(Public domain image)
In his recent article "Turbocharge Your Porsche - Buy An Elephant", Bill Inmon, "the father of data warehousing", criticizes Cloudera for associating Big Data with the data warehouse, two totally unrelated terms according to him. His old rival, Dr. Ralph Kimball, is taking the opposing view by presenting a webinar with Cloudera about building a data warehouse with Hadoop.
This marks a new round in the fight between these two academic geezers, a decades long argument over what is a data warehouse and how it should be implemented.
Top-down or Bottom-up?
Inmon and Kimball published two radically different approaches in the 1990s on how an organization should manage its data for reporting and analysis.
Inmon’s approach, also called top-down, is to have "one version of the truth", a great entity that contains all the information for the entire enterprise in one place, an entity called the data warehouse. According to him, the data warehouse should operate in a relational format and store all of the organization’s atomized data. Once the data warehouse is fully designed and put in place, only then can small data marts be added for different departments to query data from the central data warehouse and store it in various dimensions.
Kimball sees this differently. He suggests that an organization should first build small data marts for each department. The data marts should contain facts and dimensions relevant to the business area and store them in a star or snowflake schema. As far as Kimball is concerned, the data warehouse is essentially a union of all the data marts. Accordingly, his version is called bottom-up.

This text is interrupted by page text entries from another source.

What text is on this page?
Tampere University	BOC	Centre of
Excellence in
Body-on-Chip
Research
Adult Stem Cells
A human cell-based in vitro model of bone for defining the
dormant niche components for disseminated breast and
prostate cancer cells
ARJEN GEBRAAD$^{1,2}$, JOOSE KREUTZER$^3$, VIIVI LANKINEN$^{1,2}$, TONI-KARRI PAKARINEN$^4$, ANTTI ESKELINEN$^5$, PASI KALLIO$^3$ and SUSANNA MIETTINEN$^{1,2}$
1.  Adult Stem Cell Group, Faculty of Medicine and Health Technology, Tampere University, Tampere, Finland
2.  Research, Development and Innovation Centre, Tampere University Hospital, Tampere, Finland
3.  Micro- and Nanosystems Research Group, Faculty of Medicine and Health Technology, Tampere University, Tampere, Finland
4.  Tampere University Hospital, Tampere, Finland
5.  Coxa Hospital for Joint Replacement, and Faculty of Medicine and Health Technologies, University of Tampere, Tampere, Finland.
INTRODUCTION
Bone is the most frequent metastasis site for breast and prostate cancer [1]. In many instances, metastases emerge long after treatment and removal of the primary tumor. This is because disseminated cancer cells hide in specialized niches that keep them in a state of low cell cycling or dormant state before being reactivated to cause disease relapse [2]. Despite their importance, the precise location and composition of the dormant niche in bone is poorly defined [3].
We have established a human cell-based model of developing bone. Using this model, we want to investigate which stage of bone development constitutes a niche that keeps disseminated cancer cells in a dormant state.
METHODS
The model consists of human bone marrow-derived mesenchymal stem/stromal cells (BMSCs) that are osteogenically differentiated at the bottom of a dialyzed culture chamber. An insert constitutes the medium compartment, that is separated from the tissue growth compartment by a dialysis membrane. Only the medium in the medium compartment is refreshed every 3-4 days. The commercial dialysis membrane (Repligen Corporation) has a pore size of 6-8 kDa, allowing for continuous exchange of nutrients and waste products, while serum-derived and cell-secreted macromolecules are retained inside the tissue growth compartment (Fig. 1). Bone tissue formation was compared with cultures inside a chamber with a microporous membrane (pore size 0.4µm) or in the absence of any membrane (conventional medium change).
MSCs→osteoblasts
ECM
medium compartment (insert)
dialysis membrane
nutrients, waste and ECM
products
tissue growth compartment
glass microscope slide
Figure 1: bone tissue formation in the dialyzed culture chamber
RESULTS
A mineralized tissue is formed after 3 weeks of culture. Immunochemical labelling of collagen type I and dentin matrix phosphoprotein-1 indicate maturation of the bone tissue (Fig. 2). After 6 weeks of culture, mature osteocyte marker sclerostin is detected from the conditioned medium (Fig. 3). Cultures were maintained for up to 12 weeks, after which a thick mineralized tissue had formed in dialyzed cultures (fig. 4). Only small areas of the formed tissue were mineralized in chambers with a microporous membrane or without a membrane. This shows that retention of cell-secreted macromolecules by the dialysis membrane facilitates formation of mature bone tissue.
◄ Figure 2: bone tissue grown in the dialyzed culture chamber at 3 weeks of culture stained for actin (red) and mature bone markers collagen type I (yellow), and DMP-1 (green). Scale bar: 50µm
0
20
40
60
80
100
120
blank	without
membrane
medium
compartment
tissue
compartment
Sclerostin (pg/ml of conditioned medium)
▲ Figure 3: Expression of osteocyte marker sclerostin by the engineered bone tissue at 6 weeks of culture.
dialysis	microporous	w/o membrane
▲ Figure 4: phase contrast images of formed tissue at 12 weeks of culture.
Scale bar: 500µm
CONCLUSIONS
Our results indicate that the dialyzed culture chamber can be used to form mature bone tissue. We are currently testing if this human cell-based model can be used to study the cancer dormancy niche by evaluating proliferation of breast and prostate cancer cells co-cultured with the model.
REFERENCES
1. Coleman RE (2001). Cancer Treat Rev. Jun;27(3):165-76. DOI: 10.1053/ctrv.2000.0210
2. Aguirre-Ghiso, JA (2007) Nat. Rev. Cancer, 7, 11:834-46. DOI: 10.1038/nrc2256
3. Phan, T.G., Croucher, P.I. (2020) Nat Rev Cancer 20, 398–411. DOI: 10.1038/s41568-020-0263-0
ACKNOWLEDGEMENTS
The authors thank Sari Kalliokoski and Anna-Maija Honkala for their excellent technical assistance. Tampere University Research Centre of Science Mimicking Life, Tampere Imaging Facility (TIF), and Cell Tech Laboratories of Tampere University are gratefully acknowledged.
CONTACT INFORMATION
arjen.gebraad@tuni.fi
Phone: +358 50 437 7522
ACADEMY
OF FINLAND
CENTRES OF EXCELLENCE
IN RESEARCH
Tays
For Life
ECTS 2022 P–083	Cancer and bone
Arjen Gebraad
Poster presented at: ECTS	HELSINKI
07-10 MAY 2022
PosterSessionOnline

Their methodologies have evolved over the years. Inmon’s latest version, DW 2.0, allows room for unstructured data as part of the data warehouse while Kimball talks about eventually integrating the data marts into one data warehouse. In a presentation made by Inmon himself, he disses Kimball for only realizing now what his approach suggested over 20 years ago.
Why does Inmon criticize Cloudera for mixing up data warehouses with Big Data? Because according to him, a data warehouse is a methodology while Big Data is a technology. Therefore, these terms are not in the same category and cannot be compared with one another.
(Public domain image)
Kimball's approach of data marts seems to be more popular beyond the walls of the academia since companies prefer to start with something small that works rather than spec endlessly only to create a monster. Sometimes there is a data warehouse in place. It’s usually implemented by a relational database which is queried directly and used for online analytical processing (OLAP).
Although Inmon argues that a data warehouse is just an architecture, people use the term on a day to day basis to refer to an actual technology (e.g. "Our data warehouse isn’t fresh - the nightly process failed again!"). In that sense, Apache Hadoop could be part of the data warehouse, for example, as cheap data storage or as part of the data processing performed before analysis.
Ironically, Big Data may fulfill the vision that Inmon preaches - a central repository with one version of the truth where structured and unstructured data can all be stored together. Inmon insists on seeing a data warehouse as distant from Big Data as a Porsche is from an elephant. But they are more like commercial jet planes and the huge Airbus A380 - the airliner with the largest capacity that can handle today’s busy air travel needs. Also, if you are going to have one central data warehouse with all the information, it is going to have to handle data that comes in high volume, velocity, and variety. But wait a minute, isn’t that the very definition of Big Data? Why yes, it is! Inmon himself argues in his latest architecture for the need to store a variety of data as part of the data warehouse. If so, why would Inmon protest so harshly against mentioning Big Data and data warehouse in the same sentence? Could there be another reason?
Something Smells Elephantie
At the end of February, around the time when Inmon published his latest article bashing Cloudera’s so-called mix of Porsches and elephants, Cloudera announced their webinar with Kimball. Could the timing for Inmon’s article and Kimball’s webinar be a coincidence? I don’t think so. This time it’s personal.